College grads are moving home for help from mom and dad

The student loan bailout has started — and Washington has nothing to do with the funding.

This new domestic program is being subsidized by mom and dad, according to an eye-popping new study.

It’s American parents who increasingly are picking up the steep tab for the high number of young millennials who’ve moved back home after college, often flat broke and struggling with their bills, the UBS Investor Watch report found.

And the next batch of heavy-in-debt grads are about to walk away with their degrees — straight back home.

Seventy-four percent of millennials receive financial support from their baby boomer parents right after college, UBS found.

And the vast majority of their parents — 80 percent — are pleased to provide it.

UBS polled clients with at least $1 million in investable assets each; 479 had at least $5 million. Studies of the less affluent show similar results.

Hazel Encarnacion, 24, a 2014 graduate of Hunter College, earned a degree in psychology.

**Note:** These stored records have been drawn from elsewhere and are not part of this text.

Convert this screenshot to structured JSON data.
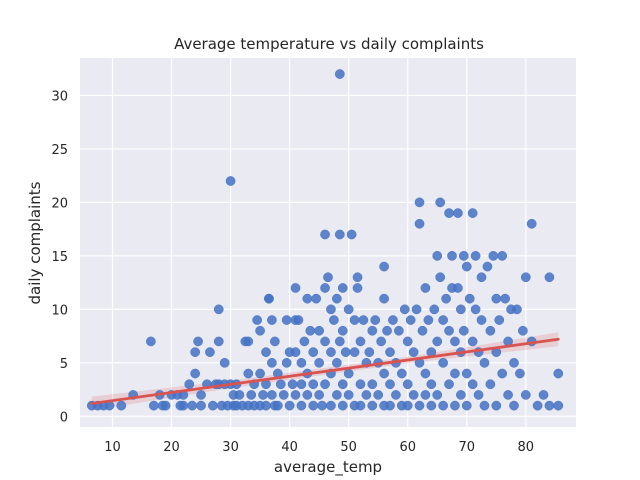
{
  "chart_data": {
    "type": "scatter",
    "title": "Average temperature vs daily complaints",
    "xlabel": "average_temp",
    "ylabel": "daily complaints",
    "xlim": [
      4.5,
      88.5
    ],
    "ylim": [
      -1,
      33.5
    ],
    "xticks": [
      10,
      20,
      30,
      40,
      50,
      60,
      70,
      80
    ],
    "yticks": [
      0,
      5,
      10,
      15,
      20,
      25,
      30
    ],
    "grid": true,
    "background": "#EAEAF2",
    "point_color": "#4472C4",
    "trend_color": "#D9534F",
    "trend_line": {
      "x": [
        6.5,
        85.5
      ],
      "y": [
        1.2,
        7.2
      ]
    },
    "trend_band_halfwidth": {
      "x": [
        6.5,
        30,
        60,
        85.5
      ],
      "w": [
        0.65,
        0.35,
        0.3,
        0.65
      ]
    },
    "points": [
      [
        6.5,
        1
      ],
      [
        7.5,
        1
      ],
      [
        8.5,
        1
      ],
      [
        9.5,
        1
      ],
      [
        11.5,
        1
      ],
      [
        13.5,
        2
      ],
      [
        16.5,
        7
      ],
      [
        17,
        1
      ],
      [
        18,
        2
      ],
      [
        18.5,
        1
      ],
      [
        19,
        1
      ],
      [
        20,
        2
      ],
      [
        21,
        2
      ],
      [
        21.5,
        1
      ],
      [
        22,
        2
      ],
      [
        22,
        1
      ],
      [
        23,
        3
      ],
      [
        23.5,
        1
      ],
      [
        24,
        6
      ],
      [
        24.5,
        7
      ],
      [
        24,
        4
      ],
      [
        25,
        2
      ],
      [
        25,
        1
      ],
      [
        26,
        3
      ],
      [
        26.5,
        6
      ],
      [
        27,
        1
      ],
      [
        27.5,
        3
      ],
      [
        28,
        10
      ],
      [
        28,
        7
      ],
      [
        28,
        3
      ],
      [
        28.5,
        1
      ],
      [
        29,
        5
      ],
      [
        29,
        3
      ],
      [
        29.5,
        1
      ],
      [
        30,
        22
      ],
      [
        30,
        3
      ],
      [
        30.5,
        1
      ],
      [
        30.5,
        2
      ],
      [
        31,
        3
      ],
      [
        31,
        1
      ],
      [
        31.5,
        2
      ],
      [
        32,
        1
      ],
      [
        32.5,
        7
      ],
      [
        33,
        7
      ],
      [
        33,
        4
      ],
      [
        33,
        1
      ],
      [
        33.5,
        2
      ],
      [
        34,
        3
      ],
      [
        34,
        1
      ],
      [
        34.5,
        9
      ],
      [
        35,
        8
      ],
      [
        35,
        4
      ],
      [
        35,
        1
      ],
      [
        35.5,
        2
      ],
      [
        36,
        6
      ],
      [
        36,
        3
      ],
      [
        36,
        1
      ],
      [
        36.5,
        11
      ],
      [
        36.5,
        11
      ],
      [
        37,
        9
      ],
      [
        37,
        5
      ],
      [
        37,
        2
      ],
      [
        37.5,
        1
      ],
      [
        37.5,
        7
      ],
      [
        38,
        4
      ],
      [
        38,
        1
      ],
      [
        38.5,
        3
      ],
      [
        39,
        2
      ],
      [
        39.5,
        9
      ],
      [
        39.5,
        5
      ],
      [
        40,
        6
      ],
      [
        40,
        1
      ],
      [
        40.5,
        3
      ],
      [
        41,
        12
      ],
      [
        41,
        9
      ],
      [
        41,
        6
      ],
      [
        41,
        2
      ],
      [
        41.5,
        9
      ],
      [
        42,
        5
      ],
      [
        42,
        3
      ],
      [
        42,
        1
      ],
      [
        42.5,
        7
      ],
      [
        43,
        11
      ],
      [
        43,
        4
      ],
      [
        43,
        2
      ],
      [
        43.5,
        8
      ],
      [
        44,
        6
      ],
      [
        44,
        3
      ],
      [
        44,
        1
      ],
      [
        44.5,
        11
      ],
      [
        45,
        8
      ],
      [
        45,
        5
      ],
      [
        45,
        2
      ],
      [
        45.5,
        1
      ],
      [
        46,
        17
      ],
      [
        46,
        12
      ],
      [
        46,
        7
      ],
      [
        46,
        3
      ],
      [
        46.5,
        13
      ],
      [
        47,
        10
      ],
      [
        47,
        6
      ],
      [
        47,
        4
      ],
      [
        47,
        1
      ],
      [
        47.5,
        9
      ],
      [
        48,
        11
      ],
      [
        48,
        5
      ],
      [
        48,
        2
      ],
      [
        48.5,
        32
      ],
      [
        48.5,
        17
      ],
      [
        48.5,
        7
      ],
      [
        49,
        12
      ],
      [
        49,
        8
      ],
      [
        49,
        3
      ],
      [
        49,
        1
      ],
      [
        49.5,
        6
      ],
      [
        50,
        10
      ],
      [
        50,
        4
      ],
      [
        50,
        2
      ],
      [
        50.5,
        17
      ],
      [
        51,
        9
      ],
      [
        51,
        6
      ],
      [
        51,
        1
      ],
      [
        51.5,
        13
      ],
      [
        51.5,
        12
      ],
      [
        52,
        7
      ],
      [
        52,
        3
      ],
      [
        52,
        1
      ],
      [
        52.5,
        9
      ],
      [
        53,
        5
      ],
      [
        53,
        2
      ],
      [
        53.5,
        6
      ],
      [
        54,
        8
      ],
      [
        54,
        3
      ],
      [
        54,
        1
      ],
      [
        54.5,
        9
      ],
      [
        55,
        5
      ],
      [
        55,
        2
      ],
      [
        55.5,
        7
      ],
      [
        56,
        14
      ],
      [
        56,
        11
      ],
      [
        56,
        4
      ],
      [
        56,
        1
      ],
      [
        56.5,
        8
      ],
      [
        57,
        6
      ],
      [
        57,
        3
      ],
      [
        57,
        1
      ],
      [
        57.5,
        9
      ],
      [
        58,
        5
      ],
      [
        58,
        2
      ],
      [
        58.5,
        8
      ],
      [
        59,
        4
      ],
      [
        59,
        1
      ],
      [
        59.5,
        10
      ],
      [
        60,
        7
      ],
      [
        60,
        3
      ],
      [
        60,
        1
      ],
      [
        60.5,
        9
      ],
      [
        61,
        6
      ],
      [
        61,
        2
      ],
      [
        61.5,
        10
      ],
      [
        62,
        20
      ],
      [
        62,
        18
      ],
      [
        62,
        5
      ],
      [
        62,
        1
      ],
      [
        62.5,
        8
      ],
      [
        63,
        12
      ],
      [
        63,
        4
      ],
      [
        63,
        2
      ],
      [
        63.5,
        9
      ],
      [
        64,
        6
      ],
      [
        64,
        3
      ],
      [
        64,
        1
      ],
      [
        64.5,
        10
      ],
      [
        65,
        15
      ],
      [
        65,
        7
      ],
      [
        65,
        2
      ],
      [
        65.5,
        20
      ],
      [
        65.5,
        13
      ],
      [
        66,
        9
      ],
      [
        66,
        5
      ],
      [
        66,
        1
      ],
      [
        66.5,
        11
      ],
      [
        67,
        19
      ],
      [
        67,
        8
      ],
      [
        67,
        3
      ],
      [
        67.5,
        15
      ],
      [
        67.5,
        12
      ],
      [
        68,
        7
      ],
      [
        68,
        4
      ],
      [
        68,
        1
      ],
      [
        68.5,
        19
      ],
      [
        68.5,
        12
      ],
      [
        69,
        10
      ],
      [
        69,
        6
      ],
      [
        69,
        2
      ],
      [
        69.5,
        15
      ],
      [
        69.5,
        8
      ],
      [
        70,
        14
      ],
      [
        70,
        4
      ],
      [
        70,
        1
      ],
      [
        70.5,
        11
      ],
      [
        71,
        19
      ],
      [
        71,
        7
      ],
      [
        71,
        3
      ],
      [
        71.5,
        15
      ],
      [
        71.5,
        10
      ],
      [
        72,
        6
      ],
      [
        72,
        2
      ],
      [
        72.5,
        13
      ],
      [
        72.5,
        9
      ],
      [
        73,
        5
      ],
      [
        73,
        1
      ],
      [
        73.5,
        14
      ],
      [
        74,
        8
      ],
      [
        74,
        3
      ],
      [
        74.5,
        15
      ],
      [
        75,
        11
      ],
      [
        75,
        6
      ],
      [
        75,
        1
      ],
      [
        75.5,
        9
      ],
      [
        76,
        15
      ],
      [
        76,
        4
      ],
      [
        76.5,
        11
      ],
      [
        77,
        7
      ],
      [
        77,
        2
      ],
      [
        77.5,
        10
      ],
      [
        78,
        5
      ],
      [
        78,
        1
      ],
      [
        78.5,
        10
      ],
      [
        79,
        4
      ],
      [
        79.5,
        8
      ],
      [
        80,
        13
      ],
      [
        80,
        2
      ],
      [
        81,
        18
      ],
      [
        81,
        7
      ],
      [
        82,
        1
      ],
      [
        83,
        2
      ],
      [
        84,
        13
      ],
      [
        84,
        1
      ],
      [
        85.5,
        4
      ],
      [
        85.5,
        1
      ]
    ]
  }
}
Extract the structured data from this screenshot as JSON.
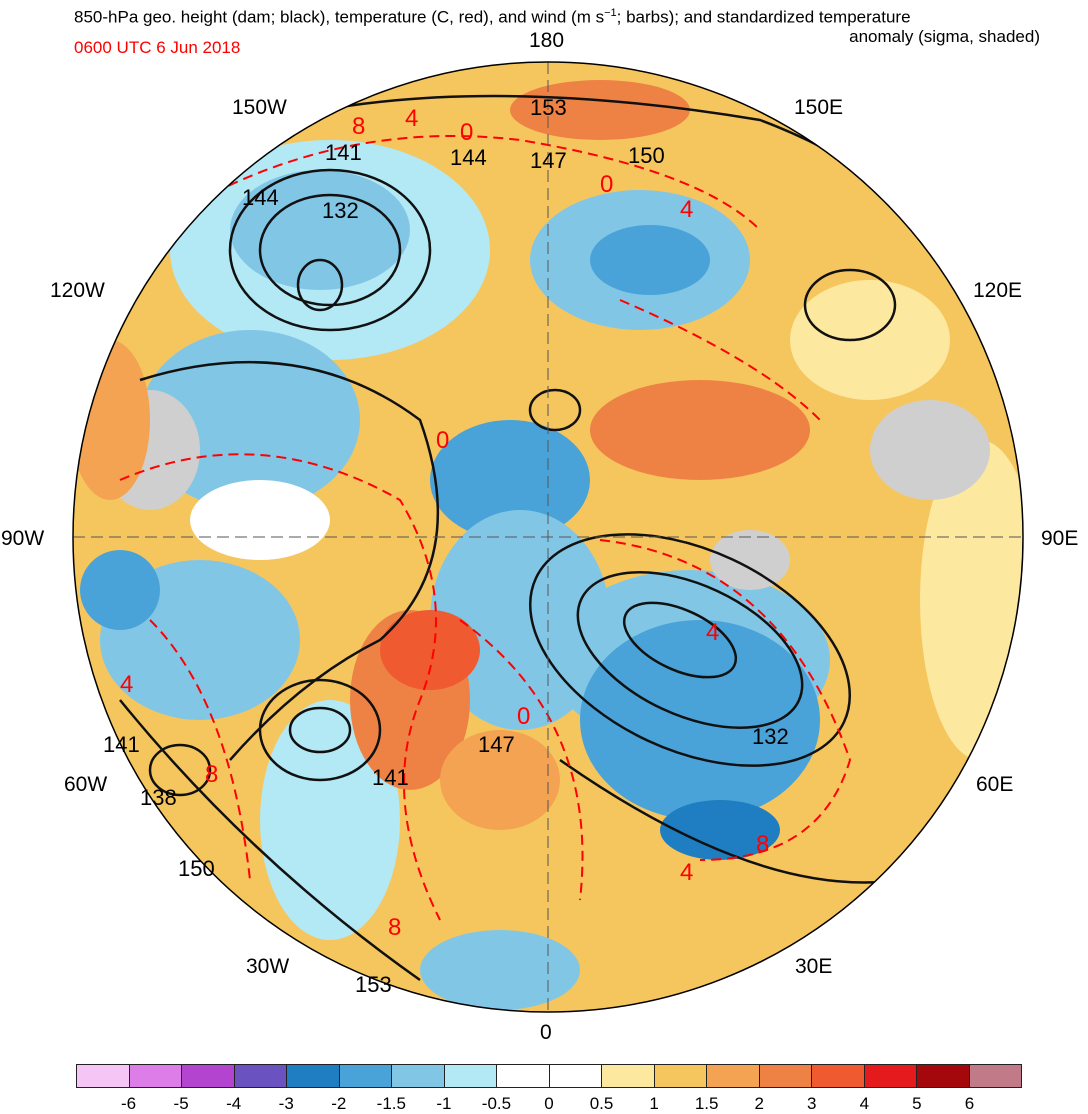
{
  "title_line1": "850-hPa geo. height (dam; black), temperature (C, red), and wind (m s",
  "title_sup": "−1",
  "title_line1_end": "; barbs); and standardized temperature",
  "title_line2": "anomaly (sigma, shaded)",
  "valid_time": "0600 UTC 6 Jun 2018",
  "longitude_labels": {
    "n180": "180",
    "w150": "150W",
    "e150": "150E",
    "w120": "120W",
    "e120": "120E",
    "w90": "90W",
    "e90": "90E",
    "w60": "60W",
    "e60": "60E",
    "w30": "30W",
    "e30": "30E",
    "s0": "0"
  },
  "height_labels": [
    "153",
    "141",
    "144",
    "147",
    "150",
    "144",
    "132",
    "141",
    "138",
    "150",
    "147",
    "141",
    "153",
    "132"
  ],
  "temp_labels": [
    "8",
    "4",
    "0",
    "0",
    "4",
    "0",
    "4",
    "8",
    "4",
    "0",
    "8",
    "4",
    "8"
  ],
  "colorbar": {
    "colors": [
      "#f5c6f5",
      "#dd7ee8",
      "#b344d0",
      "#6a52c0",
      "#1f7dc1",
      "#4aa3d8",
      "#82c6e6",
      "#b3e8f5",
      "#ffffff",
      "#ffffff",
      "#fde8a0",
      "#f6c65e",
      "#f3a352",
      "#ee8245",
      "#f05a30",
      "#e41a1c",
      "#a5080c",
      "#c07a88"
    ],
    "ticks": [
      "-6",
      "-5",
      "-4",
      "-3",
      "-2",
      "-1.5",
      "-1",
      "-0.5",
      "0",
      "0.5",
      "1",
      "1.5",
      "2",
      "3",
      "4",
      "5",
      "6"
    ]
  }
}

She is one exception.

Encarnacion (not part of the UBS report) lives on her own in Bushwick, Brooklyn — but knows her pals in her native New Jersey aren’t so lucky.

“All of them are still living at home after college, in the same towns they grew up in,” said Encarnacion.

“A lot has to do with their financial insecurity,” she added. “The scale of the student debt out there is just ridiculous.”

Members of the class of 2016 — 1.8 million bachelor’s degrees alone will be awarded this year — have seen their career prospects improve since the Great Recession.

But with the weight of more than $1.3 trillion in loans around their necks, taking advantage of those opportunities isn’t easy, analysts say.

The typical grad carries $35,000 in debt.

And with wages stagnant in many sectors, and job openings scarce in others, analysts also say the return to the nest is hardly surprising.

A record number of young adults — as many as 1 in 3, numbers not seen for generations — are living at home or lack independent living arrangements, according to a Pew Research Center study of the millennial population of 75.4 million ages 18 to 34.

The UBS study estimates that 63 percent of millennials move home after college — mainly to save money.

“It’s a huge generational shift,” according to Louise Gunderson, a financial adviser at UBS Wealth Management Americas in New York, who estimates that the typical millennial child of her clients who moves back home after college stays there for up to three years.

“In general, baby boomers had a lot more career opportunities,” Gunderson, herself the mother of two millennial daughters who are now independent, said. “And look how much more difficult it is to get into college today — the competition for places and the high cost of college, which is mind-boggling.”